Another deception carried out by the coalition’s representatives is the way they lump all government expenditure together as ‘waste’. This is false. Though public investment doesn’t directly generate surplus value for individual capitalists, it can create an environment where the economy grows and capitalists make money. So the outlook of the ruling class is shortsighted. They regard every penny of government spending as a penny that can’t be used to accumulate capital. It is a penny wasted. Hence their hostility to public expenditure and the government deficit.

Is the debt insupportable?

The government is using the ballooning deficit to argue for cuts in the social wage that the capitalist class believe are necessary. The ConDems wail that Britain is bust. The debt and the deficit are all Gordon Brown’s fault, says the coalition government.  This is poppycock. Brown wasn’t Prime Minister of Iceland. Greece or Ireland, all of which are in a worse mess than Britain is. The crisis is not the fault of the public sector. The public deficit and the growing state debt are the products of the world crisis of capitalism. Why should we be made to pay for their crisis?

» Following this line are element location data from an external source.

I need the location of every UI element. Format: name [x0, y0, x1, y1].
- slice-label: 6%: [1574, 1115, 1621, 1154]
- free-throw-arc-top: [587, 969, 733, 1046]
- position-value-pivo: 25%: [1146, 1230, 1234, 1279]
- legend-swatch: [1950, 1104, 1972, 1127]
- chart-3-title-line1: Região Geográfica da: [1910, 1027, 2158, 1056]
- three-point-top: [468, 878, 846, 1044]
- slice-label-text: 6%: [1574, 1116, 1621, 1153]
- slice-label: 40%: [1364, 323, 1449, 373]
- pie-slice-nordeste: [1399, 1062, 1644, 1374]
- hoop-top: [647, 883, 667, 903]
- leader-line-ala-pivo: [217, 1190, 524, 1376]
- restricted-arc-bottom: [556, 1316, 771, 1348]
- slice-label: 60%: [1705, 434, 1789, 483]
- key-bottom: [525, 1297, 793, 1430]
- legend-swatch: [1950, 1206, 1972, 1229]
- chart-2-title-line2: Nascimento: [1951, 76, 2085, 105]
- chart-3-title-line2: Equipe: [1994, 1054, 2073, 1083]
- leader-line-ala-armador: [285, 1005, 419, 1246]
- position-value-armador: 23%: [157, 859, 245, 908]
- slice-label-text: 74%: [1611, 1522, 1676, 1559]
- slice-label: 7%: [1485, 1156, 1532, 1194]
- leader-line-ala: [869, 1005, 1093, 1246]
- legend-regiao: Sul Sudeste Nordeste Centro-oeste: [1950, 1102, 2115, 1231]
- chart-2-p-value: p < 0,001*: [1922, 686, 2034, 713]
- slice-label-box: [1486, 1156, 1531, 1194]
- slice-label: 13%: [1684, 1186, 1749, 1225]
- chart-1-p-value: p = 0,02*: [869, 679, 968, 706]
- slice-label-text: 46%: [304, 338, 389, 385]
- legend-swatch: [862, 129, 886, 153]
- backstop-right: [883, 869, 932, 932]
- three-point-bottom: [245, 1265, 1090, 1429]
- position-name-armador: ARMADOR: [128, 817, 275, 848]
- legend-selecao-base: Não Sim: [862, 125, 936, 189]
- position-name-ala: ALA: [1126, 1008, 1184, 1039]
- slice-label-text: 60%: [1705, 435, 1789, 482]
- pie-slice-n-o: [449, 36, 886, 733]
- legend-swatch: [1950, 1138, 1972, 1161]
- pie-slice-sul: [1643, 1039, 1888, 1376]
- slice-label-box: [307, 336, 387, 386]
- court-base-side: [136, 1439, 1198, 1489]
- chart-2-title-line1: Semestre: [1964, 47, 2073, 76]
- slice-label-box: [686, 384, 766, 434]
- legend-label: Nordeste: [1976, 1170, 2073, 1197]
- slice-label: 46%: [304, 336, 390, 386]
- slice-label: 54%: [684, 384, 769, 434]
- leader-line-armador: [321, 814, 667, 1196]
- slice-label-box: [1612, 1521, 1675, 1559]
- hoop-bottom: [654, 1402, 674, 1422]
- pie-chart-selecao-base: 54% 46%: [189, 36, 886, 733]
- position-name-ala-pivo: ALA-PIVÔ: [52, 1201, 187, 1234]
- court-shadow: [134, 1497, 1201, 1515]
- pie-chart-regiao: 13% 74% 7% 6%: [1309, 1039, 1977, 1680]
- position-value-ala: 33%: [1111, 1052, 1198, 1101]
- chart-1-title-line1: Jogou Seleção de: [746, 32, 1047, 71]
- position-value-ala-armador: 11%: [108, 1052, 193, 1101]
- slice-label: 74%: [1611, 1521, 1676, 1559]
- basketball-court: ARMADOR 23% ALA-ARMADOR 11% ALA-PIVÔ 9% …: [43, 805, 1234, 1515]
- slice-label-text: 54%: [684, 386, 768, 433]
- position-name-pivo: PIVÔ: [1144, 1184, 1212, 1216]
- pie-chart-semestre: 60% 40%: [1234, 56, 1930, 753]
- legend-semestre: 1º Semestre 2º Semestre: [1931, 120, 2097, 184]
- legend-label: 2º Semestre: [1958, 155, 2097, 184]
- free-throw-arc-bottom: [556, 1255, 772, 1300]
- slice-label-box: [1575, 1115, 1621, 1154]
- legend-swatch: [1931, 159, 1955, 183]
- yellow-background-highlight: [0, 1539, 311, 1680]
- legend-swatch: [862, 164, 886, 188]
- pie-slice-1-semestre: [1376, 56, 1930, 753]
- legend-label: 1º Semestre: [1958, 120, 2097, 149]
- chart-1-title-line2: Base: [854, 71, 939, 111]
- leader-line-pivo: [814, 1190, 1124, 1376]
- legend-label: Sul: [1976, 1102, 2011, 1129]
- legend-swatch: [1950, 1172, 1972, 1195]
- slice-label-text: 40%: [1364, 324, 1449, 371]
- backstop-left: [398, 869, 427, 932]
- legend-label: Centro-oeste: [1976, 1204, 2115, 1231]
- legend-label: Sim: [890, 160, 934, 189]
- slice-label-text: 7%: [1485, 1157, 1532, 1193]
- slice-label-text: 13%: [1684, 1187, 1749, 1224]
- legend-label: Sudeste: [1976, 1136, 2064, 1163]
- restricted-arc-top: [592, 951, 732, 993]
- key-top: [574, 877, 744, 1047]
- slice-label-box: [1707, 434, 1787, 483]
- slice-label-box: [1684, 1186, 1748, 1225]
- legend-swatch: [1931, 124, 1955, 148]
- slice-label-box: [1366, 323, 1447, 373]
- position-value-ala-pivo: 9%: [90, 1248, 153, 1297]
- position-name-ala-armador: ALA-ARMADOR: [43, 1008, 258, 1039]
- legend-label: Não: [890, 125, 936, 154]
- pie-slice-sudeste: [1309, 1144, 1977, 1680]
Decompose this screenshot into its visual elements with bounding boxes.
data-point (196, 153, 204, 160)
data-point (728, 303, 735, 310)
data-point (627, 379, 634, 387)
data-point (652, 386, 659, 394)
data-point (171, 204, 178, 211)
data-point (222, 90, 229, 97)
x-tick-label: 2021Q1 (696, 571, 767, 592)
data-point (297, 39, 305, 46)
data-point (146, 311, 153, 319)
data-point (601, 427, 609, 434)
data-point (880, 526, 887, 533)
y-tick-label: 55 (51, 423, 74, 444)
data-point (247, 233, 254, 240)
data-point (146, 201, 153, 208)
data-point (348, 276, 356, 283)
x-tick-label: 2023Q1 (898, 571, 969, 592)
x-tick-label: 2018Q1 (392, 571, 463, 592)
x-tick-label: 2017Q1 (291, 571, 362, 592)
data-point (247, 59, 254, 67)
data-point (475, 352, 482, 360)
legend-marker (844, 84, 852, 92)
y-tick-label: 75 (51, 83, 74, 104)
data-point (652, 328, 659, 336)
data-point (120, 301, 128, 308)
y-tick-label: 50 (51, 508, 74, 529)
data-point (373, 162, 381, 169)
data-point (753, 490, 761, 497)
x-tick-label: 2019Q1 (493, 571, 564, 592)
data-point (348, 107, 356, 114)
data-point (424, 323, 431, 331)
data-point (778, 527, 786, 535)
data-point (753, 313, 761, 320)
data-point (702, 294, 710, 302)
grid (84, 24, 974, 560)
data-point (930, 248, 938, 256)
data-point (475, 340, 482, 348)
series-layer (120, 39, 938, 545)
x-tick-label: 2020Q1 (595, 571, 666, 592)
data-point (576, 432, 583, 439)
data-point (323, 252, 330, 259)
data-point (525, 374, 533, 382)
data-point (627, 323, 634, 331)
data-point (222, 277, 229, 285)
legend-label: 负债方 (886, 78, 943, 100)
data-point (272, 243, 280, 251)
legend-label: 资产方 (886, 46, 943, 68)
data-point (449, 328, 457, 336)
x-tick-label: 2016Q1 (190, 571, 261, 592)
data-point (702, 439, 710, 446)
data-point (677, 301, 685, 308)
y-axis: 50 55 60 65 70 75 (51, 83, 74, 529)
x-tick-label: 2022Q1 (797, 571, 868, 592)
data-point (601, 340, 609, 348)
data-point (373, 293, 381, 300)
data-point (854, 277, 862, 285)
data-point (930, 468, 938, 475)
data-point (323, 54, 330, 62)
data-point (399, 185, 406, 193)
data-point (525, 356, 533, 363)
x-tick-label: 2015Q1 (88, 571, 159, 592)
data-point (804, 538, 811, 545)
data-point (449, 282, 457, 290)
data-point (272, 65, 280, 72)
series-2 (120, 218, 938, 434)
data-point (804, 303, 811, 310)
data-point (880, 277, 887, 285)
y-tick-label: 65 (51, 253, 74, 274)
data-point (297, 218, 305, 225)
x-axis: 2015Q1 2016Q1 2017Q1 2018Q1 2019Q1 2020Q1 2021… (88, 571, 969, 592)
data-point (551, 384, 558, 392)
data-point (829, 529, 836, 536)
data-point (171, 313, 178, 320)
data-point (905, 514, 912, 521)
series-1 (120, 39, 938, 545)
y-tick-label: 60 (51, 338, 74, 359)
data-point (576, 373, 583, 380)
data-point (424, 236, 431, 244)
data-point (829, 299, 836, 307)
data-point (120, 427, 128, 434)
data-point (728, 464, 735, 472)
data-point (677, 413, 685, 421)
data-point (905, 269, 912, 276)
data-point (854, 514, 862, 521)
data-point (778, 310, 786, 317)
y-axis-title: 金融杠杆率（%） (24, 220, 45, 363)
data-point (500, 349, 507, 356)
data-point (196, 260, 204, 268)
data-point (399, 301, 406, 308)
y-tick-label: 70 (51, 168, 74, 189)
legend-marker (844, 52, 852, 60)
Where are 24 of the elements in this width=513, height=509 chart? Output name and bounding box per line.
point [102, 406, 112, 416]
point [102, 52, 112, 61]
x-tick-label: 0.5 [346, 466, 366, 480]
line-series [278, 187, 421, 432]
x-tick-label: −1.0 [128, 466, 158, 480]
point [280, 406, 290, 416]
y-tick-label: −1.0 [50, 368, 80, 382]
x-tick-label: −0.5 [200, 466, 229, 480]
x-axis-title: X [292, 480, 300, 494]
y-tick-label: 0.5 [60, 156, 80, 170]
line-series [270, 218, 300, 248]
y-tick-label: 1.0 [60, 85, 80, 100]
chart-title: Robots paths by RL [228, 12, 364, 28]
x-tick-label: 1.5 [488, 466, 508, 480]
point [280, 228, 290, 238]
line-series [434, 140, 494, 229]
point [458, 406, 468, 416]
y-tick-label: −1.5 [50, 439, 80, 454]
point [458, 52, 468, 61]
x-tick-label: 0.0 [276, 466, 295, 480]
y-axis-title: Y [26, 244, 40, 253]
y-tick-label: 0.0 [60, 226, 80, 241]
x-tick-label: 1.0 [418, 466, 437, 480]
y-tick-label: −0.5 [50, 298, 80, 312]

In any case the cuts may well be counterproductive. Martin Wolf is very concerned at the effect the coalition’s policies in Britain may have in throttling off the recovery. He also notes (Financial Times 21.10.10), “The chancellor presents the hypothesis of looming national ‘bankruptcy.’ If so the UK must have been bankrupt for much of the past two centuries.” And he presents a chart on national debt to GDP ratios to show what nonsense this argument is. For instance, from 1688 to 2010 the national debt was on average 112% of national income. (Financial Times 21.10.10) Now it has gone up to a projected 75% and the Tories are shrieking that the end of the world is nigh.

Critics of the right wing UK government rightly raise the fact that the post-War Labour government set up the welfare state while national debt was more than double GDP and national income per head was between about a quarter of what it is today. Now the country is so much richer, and so much less burdened by debt, the government tries to persuade us the situation is so desperate we have to scrap the welfare state! This is really just the rhetoric of class war. The Tories see the crisis as an opportunity to tip the balance of class forces back in favour of the ruling class by hacking away at the welfare state.

Fighting the cuts

For the working class government spending has an entirely different significance. Of course the state is a capitalist state, but government spending is an arena of class struggle. We have fought on the industrial and political fronts for centuries to preserve and improve our living standards. The proportion of government expenditure that is spent on welfare benefits is a vital protection against the insecurity that is a permanent feature of life under capitalism. Inadequate as they are, they are a shield against poverty incurred while bringing up a family, unemployed or in old age. Likewise the National Health Service provided free comprehensive medical provision to the mass of people for the first time. In the years after the Second World War we saw working class students who were able in some numbers to take advantage of a system of grants and the free provision of education to go to university for the first time. That has already been severely trimmed back and is being whittled away further as we write.

All this is part of a social wage. It is as precious to working class people as the wages they earn in the workplace. It has to be defended. And of course, this is the part of government spending that is particularly under threat now. The class struggle is not just waged at work, on the shop floor. It also has a political aspect. The working class has fought historically for the social wage. The fight against cuts is part of the struggle to defend working class living standards against the offensive triggered by the capitalist crisis.

We can beat the cuts. But to do so we must be clear that we are taking on the entire might and the interests of the ruling class. This book was written by a socialist and Marxist. It is evident, now more than ever, that the only real solution to the problems of working people is to transform society in the direction of socialism. Let us dedicate ourselves to that task.